Our evidence shows that Alexandra Digital Gazetteer (ADL) makes a kind of transformation/normalization on special characters of place names (e.g. national symbols). This normalization leads to misspelling problems. In order to eliminate the problems that come up by special characters we transform all place names in ANSI format. We make the transformation by using the “Save As …” option of the Notepad application and then by selecting “ANSI” in the “Encoding” drop list. Although, this is not an optimal solution, it is proven to be the one that cover the most of the transformations made by ADL. In the table below, we try to figure out some of the effects of this transformation.

In Original Text (Coming from a datasource)

In ANSI text (transformed)

ß

sz

ü

u

À

A

ä

a

ö

o

Ñ

N

É

E

ï

i

Since the normalization in the Alexandria Gazetteer does not follow any standard transformation, we recommend users to use the correct national spelling in Unicode, and use as patch an automatic transformation to the form used in Alexandria. E.g. the German “Umlaut” is not an accent mark, but a different character.

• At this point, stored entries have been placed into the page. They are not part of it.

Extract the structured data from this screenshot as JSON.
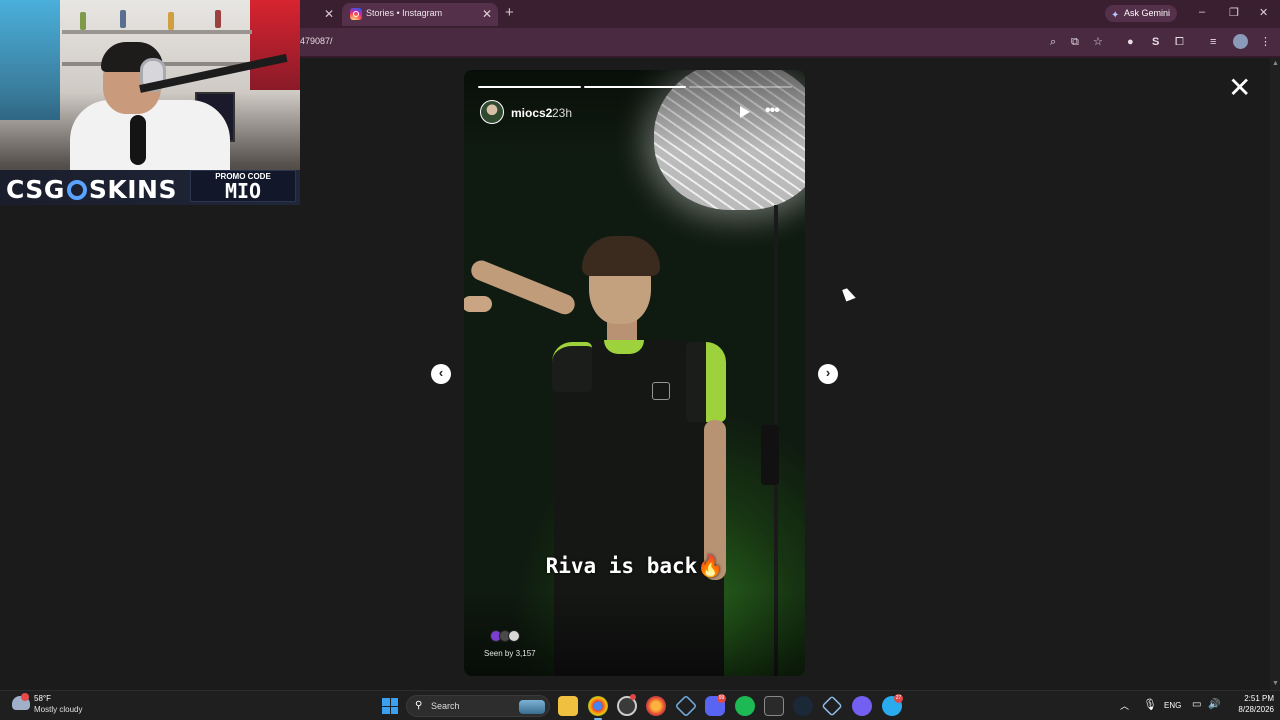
{
  "browser": {
    "active_tab_title": "Stories • Instagram",
    "url": "479087/",
    "gemini_label": "Ask Gemini",
    "profile_initial": "S"
  },
  "stream_overlay": {
    "brand": "CSG",
    "brand_suffix": "SKINS",
    "promo_label": "PROMO CODE",
    "promo_code": "MIO"
  },
  "story": {
    "username": "miocs2",
    "time_ago": "23h",
    "caption": "Riva is back",
    "caption_emoji": "🔥",
    "seen_by": "Seen by 3,157",
    "progress": [
      1.0,
      1.0,
      0.0
    ],
    "viewer_colors": [
      "#7a3fd0",
      "#4a4a4a",
      "#d8d8d8"
    ]
  },
  "taskbar": {
    "temperature": "58°F",
    "condition": "Mostly cloudy",
    "search_label": "Search",
    "language": "ENG",
    "time": "2:51 PM",
    "date": "8/28/2026",
    "badge_discord": "99",
    "badge_last": "27"
  },
  "colors": {
    "accent_tab": "#54304a",
    "tabbar": "#3a1f30",
    "toolbar": "#4a2a40"
  }
}
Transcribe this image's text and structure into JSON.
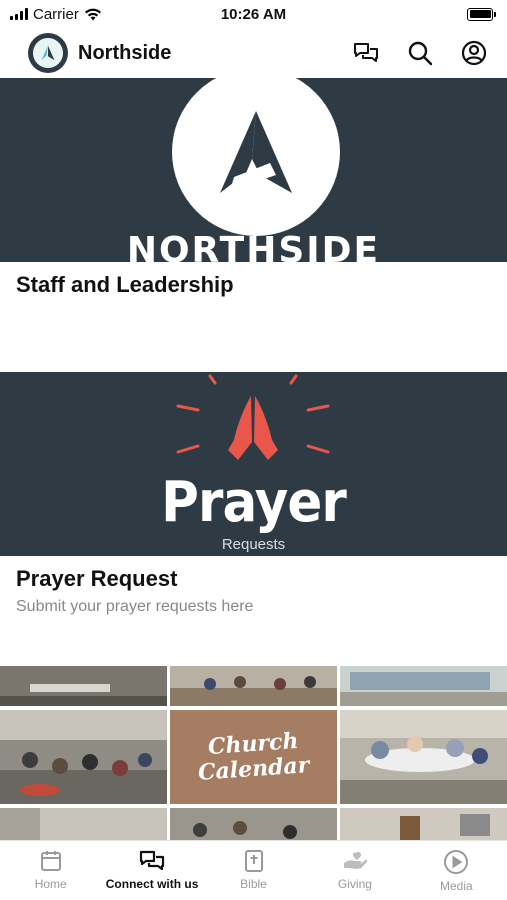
{
  "status_bar": {
    "carrier": "Carrier",
    "time": "10:26 AM"
  },
  "header": {
    "title": "Northside",
    "icons": [
      "chat-icon",
      "search-icon",
      "account-icon"
    ]
  },
  "cards": [
    {
      "banner_text": "NORTHSIDE",
      "title": "Staff and Leadership",
      "subtitle": ""
    },
    {
      "banner_text": "Prayer",
      "banner_subtext": "Requests",
      "title": "Prayer Request",
      "subtitle": "Submit your prayer requests here"
    }
  ],
  "photo_grid": {
    "calendar_line1": "Church",
    "calendar_line2": "Calendar"
  },
  "tabs": [
    {
      "label": "Home",
      "icon": "calendar-icon",
      "active": false
    },
    {
      "label": "Connect with us",
      "icon": "chat-icon",
      "active": true
    },
    {
      "label": "Bible",
      "icon": "bible-icon",
      "active": false
    },
    {
      "label": "Giving",
      "icon": "giving-hand-icon",
      "active": false
    },
    {
      "label": "Media",
      "icon": "play-icon",
      "active": false
    }
  ],
  "colors": {
    "banner": "#2f3b44",
    "prayer_accent": "#e8574a",
    "calendar_tile": "#a57d62",
    "tab_active": "#111111",
    "tab_inactive": "#9a9a9a"
  }
}
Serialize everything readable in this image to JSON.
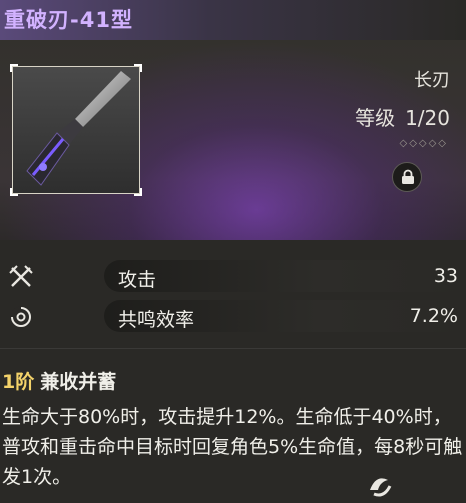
{
  "header": {
    "title": "重破刃-41型"
  },
  "weapon": {
    "type": "长刃",
    "level_label": "等级",
    "level_value": "1/20",
    "rank_dots": "◇◇◇◇◇",
    "lock_icon": "lock-icon"
  },
  "stats": [
    {
      "label": "攻击",
      "value": "33",
      "icon": "attack-icon"
    },
    {
      "label": "共鸣效率",
      "value": "7.2%",
      "icon": "energy-regen-icon"
    }
  ],
  "skill": {
    "rank": "1阶",
    "name": "兼收并蓄",
    "description": "生命大于80%时，攻击提升12%。生命低于40%时，普攻和重击命中目标时回复角色5%生命值，每8秒可触发1次。"
  },
  "colors": {
    "title": "#d2b2ff",
    "rank": "#f3d26a",
    "accent_glow": "#9646e6"
  }
}
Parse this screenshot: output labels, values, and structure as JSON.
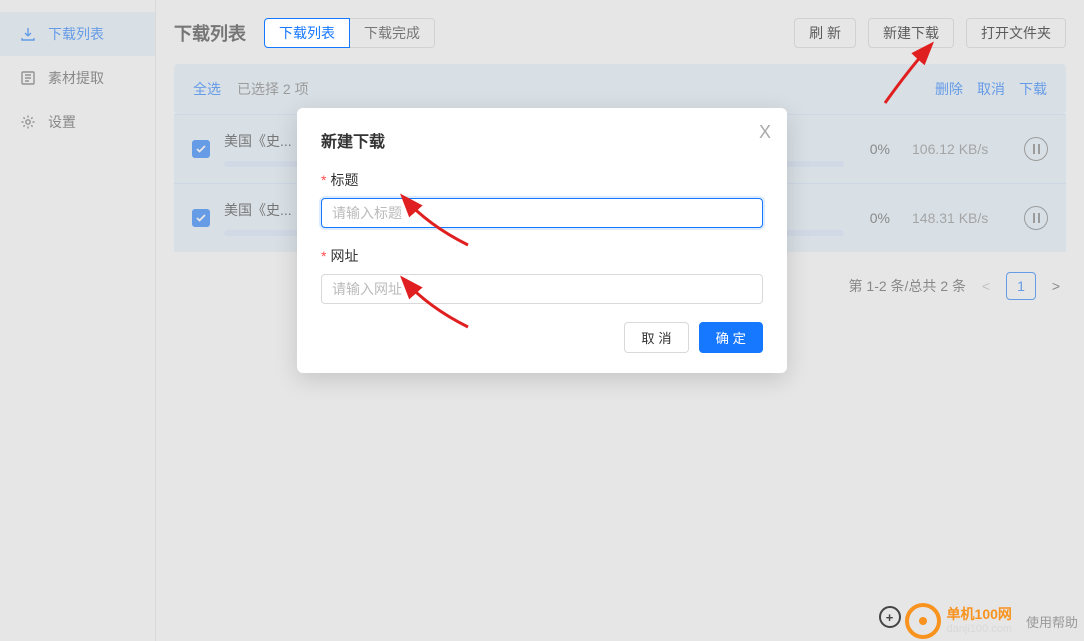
{
  "sidebar": {
    "items": [
      {
        "label": "下载列表",
        "icon": "download-icon"
      },
      {
        "label": "素材提取",
        "icon": "extract-icon"
      },
      {
        "label": "设置",
        "icon": "gear-icon"
      }
    ]
  },
  "header": {
    "title": "下载列表",
    "tabs": [
      {
        "label": "下载列表"
      },
      {
        "label": "下载完成"
      }
    ],
    "buttons": {
      "refresh": "刷 新",
      "new_download": "新建下载",
      "open_folder": "打开文件夹"
    }
  },
  "selection": {
    "select_all": "全选",
    "count_text": "已选择 2 项",
    "actions": {
      "delete": "删除",
      "cancel": "取消",
      "download": "下载"
    }
  },
  "items": [
    {
      "title": "美国《史...",
      "percent": "0%",
      "speed": "106.12 KB/s",
      "checked": true
    },
    {
      "title": "美国《史...",
      "percent": "0%",
      "speed": "148.31 KB/s",
      "checked": true
    }
  ],
  "pagination": {
    "text": "第 1-2 条/总共 2 条",
    "current": "1"
  },
  "modal": {
    "title": "新建下载",
    "close_glyph": "X",
    "title_label": "标题",
    "title_placeholder": "请输入标题",
    "url_label": "网址",
    "url_placeholder": "请输入网址",
    "cancel": "取 消",
    "confirm": "确 定"
  },
  "watermark": {
    "line1": "单机100网",
    "line2": "danji100.com",
    "help": "使用帮助"
  }
}
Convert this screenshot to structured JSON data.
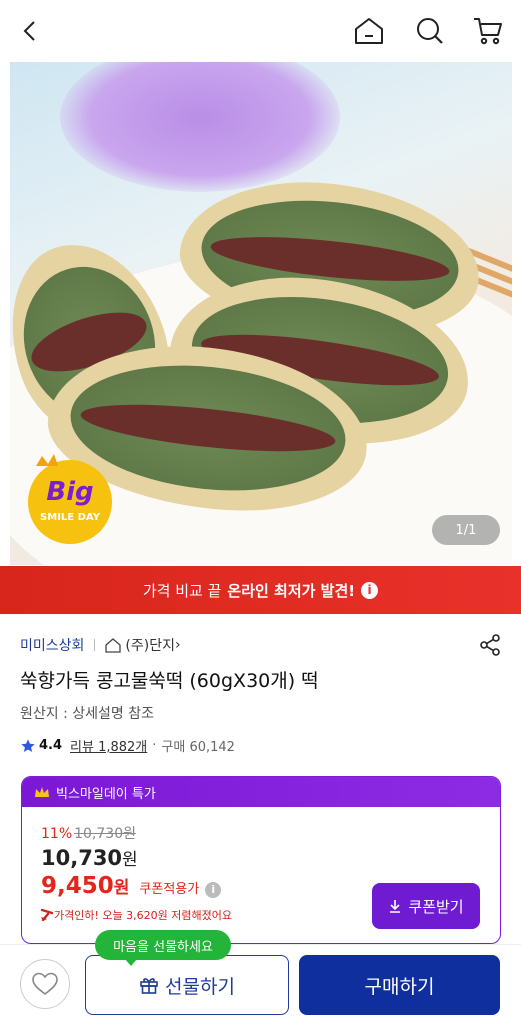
{
  "header": {
    "back_icon": "chevron-left-icon",
    "home_icon": "home-icon",
    "search_icon": "search-icon",
    "cart_icon": "cart-icon"
  },
  "hero": {
    "badge_top": "Big",
    "badge_bottom": "SMILE DAY",
    "counter": "1/1"
  },
  "banner": {
    "text": "가격 비교 끝",
    "strong": "온라인 최저가 발견!",
    "info_glyph": "i",
    "color": "#e3302a"
  },
  "product": {
    "seller": "미미스상회",
    "shop": "(주)단지",
    "shop_chevron": "›",
    "title": "쑥향가득 콩고물쑥떡 (60gX30개) 떡",
    "origin": "원산지 : 상세설명 참조",
    "rating": "4.4",
    "reviews": "리뷰 1,882개",
    "purchases": "구매 60,142"
  },
  "deal": {
    "header": "빅스마일데이 특가",
    "discount": "11%",
    "original_price": "10,730원",
    "price": "10,730",
    "price_unit": "원",
    "coupon_price": "9,450",
    "coupon_unit": "원",
    "coupon_label": "쿠폰적용가",
    "info_glyph": "i",
    "price_drop": "가격인하! 오늘 3,620원 저렴해졌어요",
    "coupon_button": "쿠폰받기",
    "accent": "#7b1fd6",
    "sale_color": "#e5241b"
  },
  "bottom": {
    "bubble": "마음을 선물하세요",
    "gift": "선물하기",
    "buy": "구매하기",
    "buy_color": "#0f2f9e"
  }
}
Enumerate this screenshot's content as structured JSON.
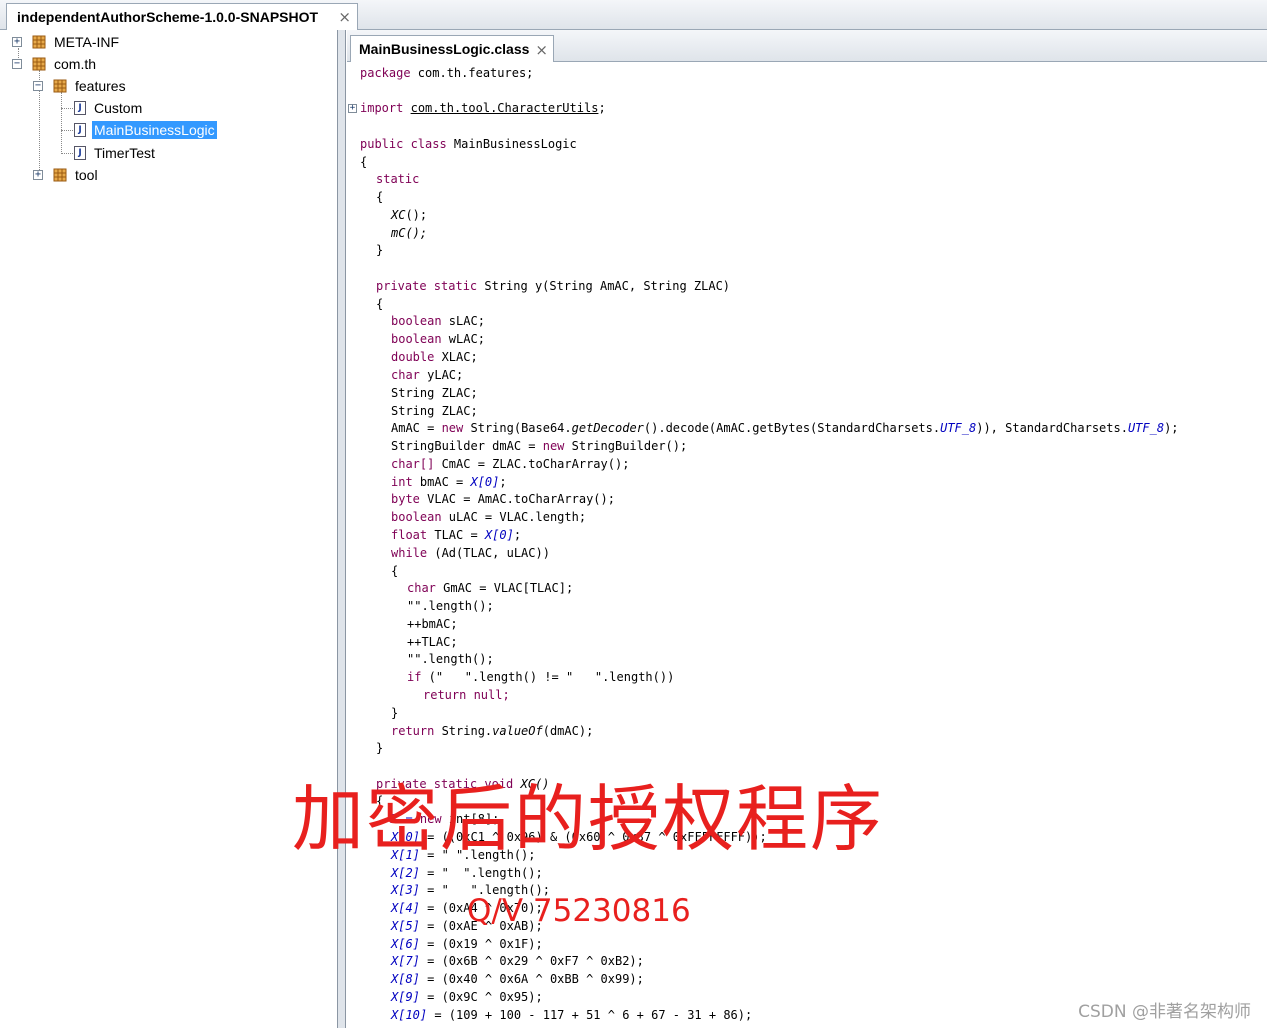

Following national standards, the transformation of “ü” to ANSI would be “ue” rather than “u”, the transformation of “ß” to ANSI would be “ss” rather than “sz”, the transformation of “ä” to ANSI would be “ae” rather than “a”, the transformation of “ö” to ANSI would be “oe” rather than “o”, etc.

 

NOTE: This work has been inspired and supported by “ubi-erat-lupa” project (www.ubi-erat-lupa.org). The objectives of the project are to interlink archaeological research on the Roman era systematically and transnationally and to exchange expert knowledge; to compare primary sources on a broad scale and gain new insights into the history and the cultural heritage of the Roman era; to save the information from the Roman stones in the form of digital memory and to preserve it according to a uniform standard to be improved by the project; to intensify the co-operation; to make sources available to the public.

Manos Papagelis, 2004/03/11